On May 21, 1971, the Eastland court of appeals released Ex parte Sandefer, a follow up to an opinion of the year before which I previously blogged about. In Sandefer I, the court of appeals paraphrased (but did not quote from) the decree at issue which prohibited the parents from removing the children from the jurisdiction without the consent of the other parent or court order. It was undisputed the mother moved the children from Taylor County to Dallas County. While the trial court found her in contempt, the court of appeals reversed but it was not entirely clear why.
That confusion has been cleared up by Sandefer II, which presents what appears to be the exact same issues and in which the court of appeals quoted the decree: “(d) The minor children shall remain permanently within the jurisdiction of this Court and neither party shall remove said children from the jurisdiction of this Court unless by mutual agreement of the parties or further order of the court.” The court of appeals held that the trial court’s jurisdiction was not limited to the geographical restrictions of Taylor County as that county had concurrent jurisdiction with the other District Courts in the county. In other words, the word “jurisdiction” as used in the decree was not a reference to a map, but to subject matter.
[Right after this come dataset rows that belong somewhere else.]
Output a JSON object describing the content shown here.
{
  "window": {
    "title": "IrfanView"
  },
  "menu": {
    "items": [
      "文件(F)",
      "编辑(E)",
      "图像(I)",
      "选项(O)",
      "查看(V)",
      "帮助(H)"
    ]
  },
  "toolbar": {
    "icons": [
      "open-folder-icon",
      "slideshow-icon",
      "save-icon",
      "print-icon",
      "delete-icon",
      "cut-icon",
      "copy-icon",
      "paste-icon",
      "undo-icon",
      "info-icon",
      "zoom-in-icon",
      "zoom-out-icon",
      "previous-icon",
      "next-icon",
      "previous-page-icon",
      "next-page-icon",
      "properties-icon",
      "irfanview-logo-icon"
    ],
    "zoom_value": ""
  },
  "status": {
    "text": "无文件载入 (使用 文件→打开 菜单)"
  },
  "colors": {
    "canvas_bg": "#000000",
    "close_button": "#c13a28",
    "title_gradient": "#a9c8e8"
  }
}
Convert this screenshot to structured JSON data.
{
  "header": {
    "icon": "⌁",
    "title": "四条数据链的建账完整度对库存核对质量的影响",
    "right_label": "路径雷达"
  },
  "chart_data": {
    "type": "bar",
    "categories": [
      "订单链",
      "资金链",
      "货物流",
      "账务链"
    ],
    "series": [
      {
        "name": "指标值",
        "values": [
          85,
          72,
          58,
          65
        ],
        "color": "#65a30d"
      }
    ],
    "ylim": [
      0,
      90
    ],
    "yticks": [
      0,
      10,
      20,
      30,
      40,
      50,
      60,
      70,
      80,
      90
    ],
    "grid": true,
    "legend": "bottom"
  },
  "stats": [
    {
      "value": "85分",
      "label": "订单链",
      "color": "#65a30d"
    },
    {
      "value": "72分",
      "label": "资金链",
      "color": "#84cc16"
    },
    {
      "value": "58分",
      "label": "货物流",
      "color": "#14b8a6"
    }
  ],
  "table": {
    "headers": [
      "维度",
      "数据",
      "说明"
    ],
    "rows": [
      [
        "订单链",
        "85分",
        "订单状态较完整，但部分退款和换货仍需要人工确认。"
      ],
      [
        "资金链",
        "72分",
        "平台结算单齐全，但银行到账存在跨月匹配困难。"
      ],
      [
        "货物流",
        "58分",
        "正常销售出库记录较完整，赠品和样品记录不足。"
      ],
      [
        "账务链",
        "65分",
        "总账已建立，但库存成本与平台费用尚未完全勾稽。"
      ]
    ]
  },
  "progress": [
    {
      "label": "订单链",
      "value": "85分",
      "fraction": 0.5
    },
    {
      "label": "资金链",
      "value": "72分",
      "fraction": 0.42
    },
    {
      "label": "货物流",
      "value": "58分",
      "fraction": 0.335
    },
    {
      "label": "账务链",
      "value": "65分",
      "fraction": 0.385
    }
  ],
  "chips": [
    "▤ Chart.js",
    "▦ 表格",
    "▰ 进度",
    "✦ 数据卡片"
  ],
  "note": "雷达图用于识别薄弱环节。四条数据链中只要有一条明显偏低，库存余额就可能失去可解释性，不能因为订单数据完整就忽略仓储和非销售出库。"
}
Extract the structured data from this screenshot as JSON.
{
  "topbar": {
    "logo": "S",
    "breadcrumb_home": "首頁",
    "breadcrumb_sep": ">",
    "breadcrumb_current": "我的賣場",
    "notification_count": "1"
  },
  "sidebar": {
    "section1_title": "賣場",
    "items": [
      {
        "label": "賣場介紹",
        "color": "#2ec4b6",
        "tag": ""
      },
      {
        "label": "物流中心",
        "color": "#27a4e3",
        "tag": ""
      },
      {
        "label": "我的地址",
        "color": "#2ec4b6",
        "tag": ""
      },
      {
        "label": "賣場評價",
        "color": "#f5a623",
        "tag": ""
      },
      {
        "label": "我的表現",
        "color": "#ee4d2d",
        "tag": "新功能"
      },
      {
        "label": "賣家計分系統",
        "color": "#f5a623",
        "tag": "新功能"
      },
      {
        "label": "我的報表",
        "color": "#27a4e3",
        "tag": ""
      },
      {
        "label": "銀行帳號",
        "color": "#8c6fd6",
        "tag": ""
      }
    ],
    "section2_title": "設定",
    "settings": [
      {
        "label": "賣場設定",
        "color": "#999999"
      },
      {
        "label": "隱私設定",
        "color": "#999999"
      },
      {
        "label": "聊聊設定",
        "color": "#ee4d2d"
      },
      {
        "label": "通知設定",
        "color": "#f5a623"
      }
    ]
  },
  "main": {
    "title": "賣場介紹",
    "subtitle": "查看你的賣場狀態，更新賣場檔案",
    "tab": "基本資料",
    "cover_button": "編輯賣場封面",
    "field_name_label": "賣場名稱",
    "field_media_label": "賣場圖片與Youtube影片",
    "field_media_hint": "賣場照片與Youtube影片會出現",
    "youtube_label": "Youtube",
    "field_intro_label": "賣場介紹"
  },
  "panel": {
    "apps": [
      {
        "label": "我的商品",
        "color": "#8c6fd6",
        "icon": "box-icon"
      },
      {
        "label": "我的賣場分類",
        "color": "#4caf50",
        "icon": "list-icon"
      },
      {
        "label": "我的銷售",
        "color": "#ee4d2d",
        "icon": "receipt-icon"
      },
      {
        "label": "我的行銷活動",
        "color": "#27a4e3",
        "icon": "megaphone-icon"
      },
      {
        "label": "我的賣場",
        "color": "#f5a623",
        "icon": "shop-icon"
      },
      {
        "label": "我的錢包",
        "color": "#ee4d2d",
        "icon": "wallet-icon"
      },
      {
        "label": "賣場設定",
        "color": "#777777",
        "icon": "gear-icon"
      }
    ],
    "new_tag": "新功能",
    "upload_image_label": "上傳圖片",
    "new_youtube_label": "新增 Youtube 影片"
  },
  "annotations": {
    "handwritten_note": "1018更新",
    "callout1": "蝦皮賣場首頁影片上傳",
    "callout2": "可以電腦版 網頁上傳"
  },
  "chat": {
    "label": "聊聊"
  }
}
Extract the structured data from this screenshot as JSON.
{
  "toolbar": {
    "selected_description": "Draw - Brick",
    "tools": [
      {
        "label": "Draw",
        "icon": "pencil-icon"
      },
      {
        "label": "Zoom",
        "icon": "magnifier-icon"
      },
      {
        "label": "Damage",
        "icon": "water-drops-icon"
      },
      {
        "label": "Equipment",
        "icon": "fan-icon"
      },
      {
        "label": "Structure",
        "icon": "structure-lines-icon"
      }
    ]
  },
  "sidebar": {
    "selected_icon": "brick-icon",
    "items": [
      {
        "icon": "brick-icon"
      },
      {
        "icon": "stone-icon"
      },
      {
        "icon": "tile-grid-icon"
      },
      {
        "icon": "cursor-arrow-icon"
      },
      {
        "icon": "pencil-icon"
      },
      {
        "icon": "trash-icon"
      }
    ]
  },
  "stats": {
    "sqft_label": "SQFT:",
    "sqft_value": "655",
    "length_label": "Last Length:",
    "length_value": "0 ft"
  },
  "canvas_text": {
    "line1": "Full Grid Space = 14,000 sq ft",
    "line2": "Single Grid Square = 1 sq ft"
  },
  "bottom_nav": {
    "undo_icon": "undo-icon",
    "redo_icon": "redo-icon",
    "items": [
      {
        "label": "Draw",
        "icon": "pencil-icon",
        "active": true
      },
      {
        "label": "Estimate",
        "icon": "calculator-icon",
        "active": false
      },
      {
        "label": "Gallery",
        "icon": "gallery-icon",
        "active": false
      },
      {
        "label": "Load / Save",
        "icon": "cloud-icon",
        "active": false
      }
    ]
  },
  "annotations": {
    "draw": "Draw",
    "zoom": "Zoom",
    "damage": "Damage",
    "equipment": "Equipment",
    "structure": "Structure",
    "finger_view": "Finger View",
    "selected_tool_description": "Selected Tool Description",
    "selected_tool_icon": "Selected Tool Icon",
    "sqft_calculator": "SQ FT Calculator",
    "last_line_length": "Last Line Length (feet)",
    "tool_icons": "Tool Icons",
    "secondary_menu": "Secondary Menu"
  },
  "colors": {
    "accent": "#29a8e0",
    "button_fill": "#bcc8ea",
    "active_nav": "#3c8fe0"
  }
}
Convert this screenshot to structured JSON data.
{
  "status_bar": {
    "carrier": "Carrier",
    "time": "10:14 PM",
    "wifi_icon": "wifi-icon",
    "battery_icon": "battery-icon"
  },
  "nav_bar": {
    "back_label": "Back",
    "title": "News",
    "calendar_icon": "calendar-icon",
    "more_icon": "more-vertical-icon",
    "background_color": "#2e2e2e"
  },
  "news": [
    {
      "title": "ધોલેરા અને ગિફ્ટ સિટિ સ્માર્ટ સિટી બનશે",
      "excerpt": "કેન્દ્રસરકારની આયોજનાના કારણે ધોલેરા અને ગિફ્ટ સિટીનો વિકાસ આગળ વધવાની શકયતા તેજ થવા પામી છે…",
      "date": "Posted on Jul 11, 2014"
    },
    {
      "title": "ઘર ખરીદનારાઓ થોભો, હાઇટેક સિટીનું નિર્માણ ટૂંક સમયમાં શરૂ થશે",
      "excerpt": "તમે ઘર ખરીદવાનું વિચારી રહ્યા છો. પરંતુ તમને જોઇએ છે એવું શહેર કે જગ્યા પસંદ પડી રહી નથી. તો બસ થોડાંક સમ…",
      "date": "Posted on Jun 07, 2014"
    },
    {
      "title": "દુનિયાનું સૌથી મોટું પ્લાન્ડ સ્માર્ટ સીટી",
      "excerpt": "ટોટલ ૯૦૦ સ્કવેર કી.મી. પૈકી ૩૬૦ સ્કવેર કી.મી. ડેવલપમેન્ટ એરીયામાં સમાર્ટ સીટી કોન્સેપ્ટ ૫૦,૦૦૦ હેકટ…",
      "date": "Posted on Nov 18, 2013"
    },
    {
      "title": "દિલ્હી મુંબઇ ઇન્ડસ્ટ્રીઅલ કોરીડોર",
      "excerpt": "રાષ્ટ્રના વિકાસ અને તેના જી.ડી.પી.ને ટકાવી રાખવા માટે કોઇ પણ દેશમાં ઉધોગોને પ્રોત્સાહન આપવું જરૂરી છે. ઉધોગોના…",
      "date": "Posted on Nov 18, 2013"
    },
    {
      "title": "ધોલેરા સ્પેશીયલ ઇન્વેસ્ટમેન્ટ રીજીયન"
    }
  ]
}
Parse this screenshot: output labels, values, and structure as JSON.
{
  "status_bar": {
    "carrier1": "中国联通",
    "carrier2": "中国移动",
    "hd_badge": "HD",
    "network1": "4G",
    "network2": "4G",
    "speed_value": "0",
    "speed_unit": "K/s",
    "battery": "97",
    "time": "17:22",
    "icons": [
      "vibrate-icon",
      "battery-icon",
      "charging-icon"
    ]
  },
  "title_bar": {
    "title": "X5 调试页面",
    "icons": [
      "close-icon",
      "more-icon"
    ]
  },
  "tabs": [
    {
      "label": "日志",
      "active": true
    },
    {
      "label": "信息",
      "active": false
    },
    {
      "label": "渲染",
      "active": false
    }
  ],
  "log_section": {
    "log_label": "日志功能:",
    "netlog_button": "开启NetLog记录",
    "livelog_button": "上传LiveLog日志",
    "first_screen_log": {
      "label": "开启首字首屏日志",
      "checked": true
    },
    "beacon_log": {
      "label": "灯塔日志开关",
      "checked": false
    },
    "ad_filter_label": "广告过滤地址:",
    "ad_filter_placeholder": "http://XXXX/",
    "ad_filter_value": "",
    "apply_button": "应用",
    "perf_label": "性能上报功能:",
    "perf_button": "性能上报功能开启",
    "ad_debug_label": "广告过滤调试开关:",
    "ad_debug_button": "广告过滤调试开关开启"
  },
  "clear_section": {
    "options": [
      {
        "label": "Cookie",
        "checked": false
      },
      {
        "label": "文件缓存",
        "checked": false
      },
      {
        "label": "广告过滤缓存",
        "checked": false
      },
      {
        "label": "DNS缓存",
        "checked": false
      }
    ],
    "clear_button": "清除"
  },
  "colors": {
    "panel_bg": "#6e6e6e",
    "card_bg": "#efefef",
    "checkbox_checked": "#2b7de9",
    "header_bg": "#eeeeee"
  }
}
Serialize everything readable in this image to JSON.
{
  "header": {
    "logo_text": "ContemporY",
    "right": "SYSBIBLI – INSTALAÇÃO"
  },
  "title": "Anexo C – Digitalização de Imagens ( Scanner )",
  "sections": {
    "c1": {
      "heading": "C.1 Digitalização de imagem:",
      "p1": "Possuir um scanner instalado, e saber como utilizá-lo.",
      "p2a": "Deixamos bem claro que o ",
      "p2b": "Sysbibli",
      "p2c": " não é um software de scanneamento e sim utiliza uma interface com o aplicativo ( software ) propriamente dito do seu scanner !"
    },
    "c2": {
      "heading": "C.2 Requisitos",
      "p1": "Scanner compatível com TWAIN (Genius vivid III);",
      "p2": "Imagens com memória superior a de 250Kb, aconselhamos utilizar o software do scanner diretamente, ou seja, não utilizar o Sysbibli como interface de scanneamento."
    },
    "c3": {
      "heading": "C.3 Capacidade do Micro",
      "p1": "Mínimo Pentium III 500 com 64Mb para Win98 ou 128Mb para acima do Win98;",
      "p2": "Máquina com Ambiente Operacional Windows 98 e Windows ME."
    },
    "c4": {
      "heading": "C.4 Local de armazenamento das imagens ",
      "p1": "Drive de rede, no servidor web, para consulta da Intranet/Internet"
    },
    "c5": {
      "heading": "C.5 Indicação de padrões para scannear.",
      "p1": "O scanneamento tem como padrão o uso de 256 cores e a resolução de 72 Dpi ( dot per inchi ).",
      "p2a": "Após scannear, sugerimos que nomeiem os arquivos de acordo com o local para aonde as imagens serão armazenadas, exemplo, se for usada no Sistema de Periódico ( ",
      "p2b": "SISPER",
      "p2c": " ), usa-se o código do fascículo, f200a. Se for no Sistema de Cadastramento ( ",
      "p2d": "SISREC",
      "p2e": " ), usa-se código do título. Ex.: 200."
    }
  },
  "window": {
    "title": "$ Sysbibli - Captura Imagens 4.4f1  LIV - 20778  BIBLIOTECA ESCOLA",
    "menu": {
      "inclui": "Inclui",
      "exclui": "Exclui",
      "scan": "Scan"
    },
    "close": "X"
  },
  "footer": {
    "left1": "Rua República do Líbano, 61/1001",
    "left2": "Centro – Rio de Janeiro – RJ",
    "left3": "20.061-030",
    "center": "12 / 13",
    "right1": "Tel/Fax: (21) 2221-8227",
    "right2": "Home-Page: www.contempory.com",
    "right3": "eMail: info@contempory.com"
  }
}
It is remarkable that the confusion and equivocation over the meaning of one word resulted in Mrs. Sandefer being jailed twice, necessitating two habeas corpus proceedings. The Sandefer cases and Slavin at bottom are cases about unclear language, but the Sandefer cases turn upon the multiple, plausible meanings of one word. Nowadays, orders and decrees spell out the geographic restrictions which hopefully eliminate this kind of unnecessary confusion.